Refers to the people, systems, and processes within companies used to ensure that companies are well-managed and that risks are identified and controlled by management and entity personnel.

Question 60

What is an audit committee?

Answer 60

They are responsible for overseeing the accounting and financial reporting processes of the company and the audit of F/S.

Question 61

What is the purpose of a board of directors?

Answer 61

They are responsible for overseeing management.

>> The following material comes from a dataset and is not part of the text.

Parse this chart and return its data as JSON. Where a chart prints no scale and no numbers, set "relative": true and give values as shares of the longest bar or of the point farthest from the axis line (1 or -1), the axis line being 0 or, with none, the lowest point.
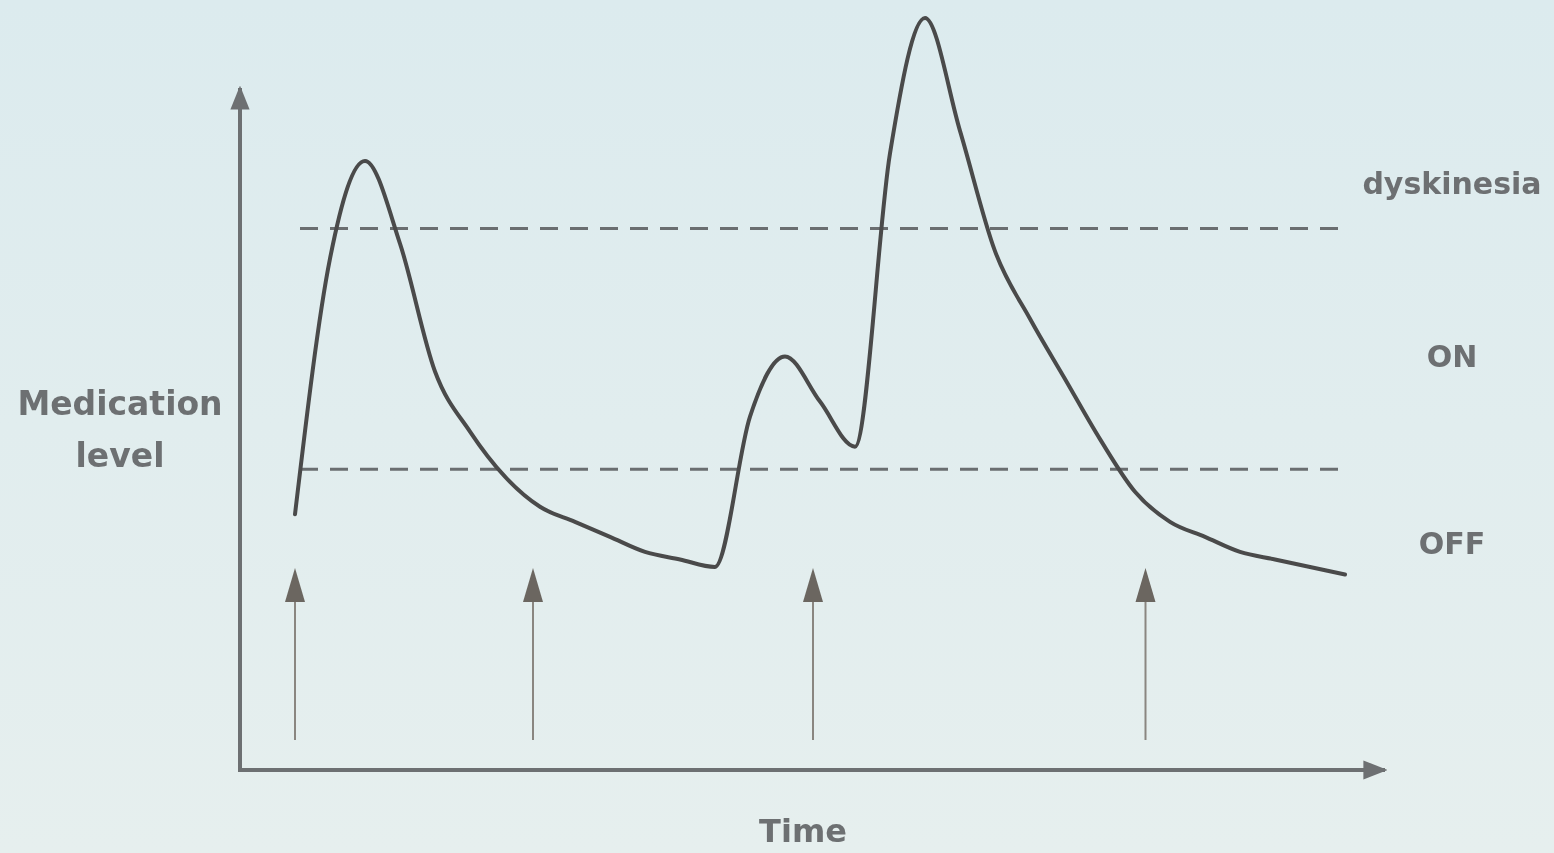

The BOD represents the shareholders and is responsible for ensuring the company is being run to benefit shareholders.

Question 62

What is the difference between executive directors and non executive directors?

Answer 62

Executive directors are part of the company’s management team, and they are full time employees.
Non-executive directors are not part of the company’s management team, and their involvement in the company is limited to preparing for and participating in board meetings and relevant board committee meetings.

Question 63

What are some duties of the audit committee of the BOD?

Answer 63

SOX says audit committee BOD is responsible for overseeing the accounting and financial reporting processes of the company and the audit of F/S. The audit committee appoints the auditors, resolves any disagreements between management and auditors, establishes procedures to receive complaints regarding accounting or internal control matters, and has authority to engage legal counsel.

Question 64

What are some of the risks associated with the use of IT?

Answer 64

1. Unauthorized access to computers, software, and data (can occur when there is insufficient security or poor password protection procedures)
2. Errors in applications (can occur if programs are not tested thoroughly.)
3. Lack of backup
4. Loss of data

Question 65

What are closing procedures?

Answer 65

Processes used by a client when finalizing the accounts for an accounting period.

Question 66

Explain how an auditor can assess the risk associated with the client’s closing procedures.

Answer 66

By reviewing monthly, quarterly, and/or semiannual F/S and assessing the accuracy of calculations used for adjusting and closing entries. Auditors can also look at earnings trends to assess whether reported income is in line with expectations.